18.12.2009
Humour franglais
Comme toute femme qui se respecte, je n'ai strictement aucun sens de l'orientation. Or, aujourd'hui, j'avais décidé de me rendre au Musée de la Monnaie où se tient encore pour 48 heures une exposition photographique intitulée " Entre l'espoir et le chaos " traitant de l'Iran sur la période allant de 1979 à 2009.
Je descendis donc à la station Châtelet et me dirigeai en direction du Pont Neuf.
Comme la décision avait été prise à l'emporte-pièce, mon plan de la capitale était resté à domicile. Depuis le temps que je vis à Paris, je devrais pourtant être en mesure de me rendre quai Conti les yeux fermés. Et bien non ! Si nos chemins se croisent ne vous avisez jamais de me demander où se trouve la tour Eiffel car à tous les coups, je vous enverrai dans la direction opposée. Ce, en toute bonne foi car d'évidence, je me tourne le dos.
Où étais-je quand l'incident se produisit ? Quai des Gds Augustins ou Quai Malaquais ? Je suis actuellement incapable de vous le dire. En tout cas, je débouchais du pont, accélérai le pas en constatant qu'une riveraine tirait le rideau de fer d'une boutique d'antiquités et lui demandai,
- Excusez moi, mais pouvez-vous m'indiquer de quel côté est le quai Conti ?
la femme continua à tirer la grille du magasin et me répondit distinctement.
- Désolée mais je ne parle pas le français.
La réaction primaire et fort peu cordiale eut été de lui rétorquer,
- Vous vous foutez de ma gueule, ou quoi ?
Tout comme elle, j'optai pour le second degré et en peaufinant du mieux possible mon accent britannique, lui répondis,
- Oh ! sorry ...
Nous eussions été à Montréal, je ne doute pas un seul instant que me voyant indécise un cousin ou une cousine de La Belle Province serait venu spontanément à moi en me disant,
" Vous cherchez quelque chose ? ... Je peux vous aider ? "
Seulement voilà, nous sommes à Paris et l'amabilité n'est pas notre qualité première.
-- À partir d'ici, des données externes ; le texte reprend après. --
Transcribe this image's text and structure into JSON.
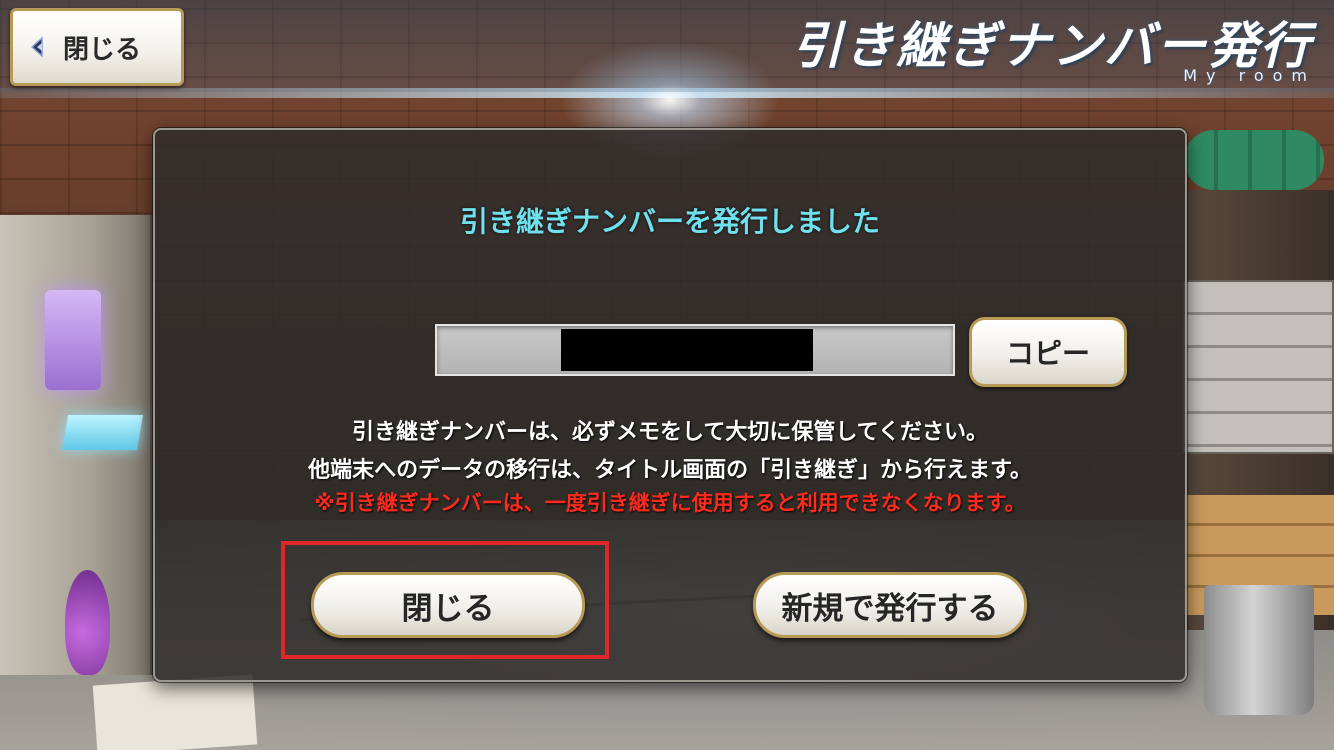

Ici, c'est chacun pour soi et Dieu pour tous. (à condition qu'il existe ...)
Il faisait décidément trop froid et j'ai décidé de rentrer.
15:46 Publié dans Blog | Lien permanent | Commentaires (0) | Envoyer cette note
17.12.2009
Les chiens et les loups de Irène Némirovsky

Je comptais aller voir une expo aujourd'hui et puis le temps m'a dissuadée.
Il a neigé cette nuit sur Paris, ce matin également et j'ai préféré pratiquer le cocooning. Une fois n'est pas coutume ! Après tout, il n'y avait aucune urgence.
Il faut savoir se ménager du bon temps, parfois quand cela est possible.
J'ai lu il y a quelques temps un livre écrit par Irène Némirovsky lequel s'intitule " Les Chiens et les Loups " L'auteur y confronte deux couches sociales différentes.
En la circonstance, grands bourgeois et pouilleux. Pourtant l'ascendance est la même puisqu'il s'agit d'une grande famille juive, les Sinner dont certains ont réussi et d'autres pas. Les premiers vivent dans le luxe tandis que les autres survivent à peine en tremblant car les pogroms étaient fréquents en Ukraine.
" Tout est comparaison sur cette terre " nous dit l'auteur(e).
Seuls les adultes sont conscients des différences sociales, les enfants en revanche vivent leurs attirances sans a-priori. La vie se charge ensuite de fausser leur regard, les contraignant à adopter la vision des grandes personnes.
Ada et Harry ont immédiatement été attirés l'un par l'autre mais peut-on indéfiniment ignorer les règles fixées par la société ?
EXTRAIT (pages 202-203)
" Ah ! pourquoi ne suis-je pas venue chez toi, comme je l'avais tant rêvé, dans ta riche maison, avant ton mariage ? Je t'aurais plu ... Tu m'aurais suivie ... Mais non, non, cela même était trop tard ! ... Pourquoi es-tu né riche ? Pourquoi es-tu tenu par des meubles, des tableaux, des livres, des comptes en banque, mille chaînes. "
Quand on lit cela, on a envie de conclure : tout est dit.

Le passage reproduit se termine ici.